Vivências
A maior solidão é a do ser que não ama. A maior solidão é a dor do ser que se ausenta, que se defende, que se fecha, que se recusa a participar da vida humana. A maior solidão é a da mulher encerrada em si mesma, no absoluto de si mesma...

10 Maio 2010

Saindo de casa é comum ver-se constrangido diversas situações a partir do momento em que somos abordados por um desconhecido.

Por vezes os encontros imediatos tornam-se mesmo desagradáveis dependendo da estratégia de abordagem usada por quem nos faz frente. Muitas são as vezes em que nos tentamos esquivar pelas mais variadas razões.

Quando alguém se aproxima com um livro de capa preta então os mais jovens tendem a fugir a sete pés.

A teologia não é um assunto comunmente aceite e a partir do momento em que se iniciam algumas conversações, estas parecem ter fel.

O preconceito e o tabu gerado em volta de determinados assuntos é evidente.

Neste caso, creio que um dos problemas está em volta da estratégia de abordagem.

Já diz a sabedoria popular "mudam-se os tempos, mudam-se as vontades", e as faixas etárias mais jovens tendem cada vez mais a desinteressar-se pela temática espiritualidade.

Mas na realidade acho que ambas as partes estão erradas quanto à forma de actuação:

 

1) Quanto à pessoa que é abordada: é essencial largar o preconceito, fomentar a racionalidade e estimular o pensamento.

Alem disso caiem muitas vezes no erro de considerar a hipótese da Salvação, à partida, como uma utopia surrealista.

É importante que se pense nessa possibilidade, quando não se crê, como tão possível quanto o impossível da mente:

 "E se for real? o que é que acontece? É melhor averiguar a veracidade", afinal é um assunto demasiado sério para se deixar levar pela preguiça

 

2) Quanto à pessoa que aborda: é importante que se adeque a estratégia de abordagem aos demais factores que condicionam um diálogo conveniente com a pessoa que é abordada.

Claro que um jovem não crente não aceitará A Bíblia como Elemento de autoridade à priori.

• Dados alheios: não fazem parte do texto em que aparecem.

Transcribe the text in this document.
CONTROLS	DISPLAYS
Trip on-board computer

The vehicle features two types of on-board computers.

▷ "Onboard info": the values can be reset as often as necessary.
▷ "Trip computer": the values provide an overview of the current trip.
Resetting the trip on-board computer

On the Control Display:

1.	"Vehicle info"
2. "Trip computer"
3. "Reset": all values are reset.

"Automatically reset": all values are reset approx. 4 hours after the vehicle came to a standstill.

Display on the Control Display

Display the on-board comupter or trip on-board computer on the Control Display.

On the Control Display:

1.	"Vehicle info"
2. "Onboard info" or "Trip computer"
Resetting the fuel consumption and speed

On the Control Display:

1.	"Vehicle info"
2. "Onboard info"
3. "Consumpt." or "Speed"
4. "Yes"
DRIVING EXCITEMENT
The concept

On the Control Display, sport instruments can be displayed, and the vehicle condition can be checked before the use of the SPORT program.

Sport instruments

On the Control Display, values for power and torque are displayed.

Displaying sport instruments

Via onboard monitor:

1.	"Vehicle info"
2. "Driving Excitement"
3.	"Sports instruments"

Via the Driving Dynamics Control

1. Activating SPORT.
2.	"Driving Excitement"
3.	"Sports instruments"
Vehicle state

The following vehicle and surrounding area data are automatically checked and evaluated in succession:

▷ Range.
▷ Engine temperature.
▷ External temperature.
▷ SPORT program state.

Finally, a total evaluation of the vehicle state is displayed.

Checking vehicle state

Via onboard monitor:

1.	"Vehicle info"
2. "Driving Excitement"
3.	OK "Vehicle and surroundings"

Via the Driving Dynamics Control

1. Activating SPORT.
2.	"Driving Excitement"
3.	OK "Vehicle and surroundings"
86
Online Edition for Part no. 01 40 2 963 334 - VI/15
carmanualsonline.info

Costumo dizer que o caminho para a fé inicia-se na racionalidade, que percorre um longo caminho até dar as mãos com a fé que a partir desse momento passa a entronizar-se no coração de alguém.

Senão vejamos, racionalmente, que a ideia de a existência de Deus ser inexistente é uma possibilidade impossível.

Passo a explicar:

 

"No principio era o nada e o nada gerou todas as coisas (...) Foi o "nada" que despertou do sono de ser coisa nenhuma e resolveu vestir a roupagem dos elementos reais?" (Cury, Os segredos dO Pai-Nosso - A solidão dE Deus")

A existência de Deus não é portanto uma hipótese da fé, mas uma verdade cientifica.

Mas para quem não queira acreditar basta olhar lá para fora e ver.

Senão vejamos:

 

1) Uma coincidência: seria qualquer fenómeno aleatório tal como atirar um copo de vidro ao ar e ele cair sem sofrer danos, numa posição perfeitamente vertical.

 

2) Uma realidade: Por outro lado, o que nos rodeia testifica da existência inevitável de Deus, pois os milhões de espécies animais existentes, todos contendo sistemas biológicos perfeitamente funcionais, não poderiam ter sido criados por mero acaso probabilístico.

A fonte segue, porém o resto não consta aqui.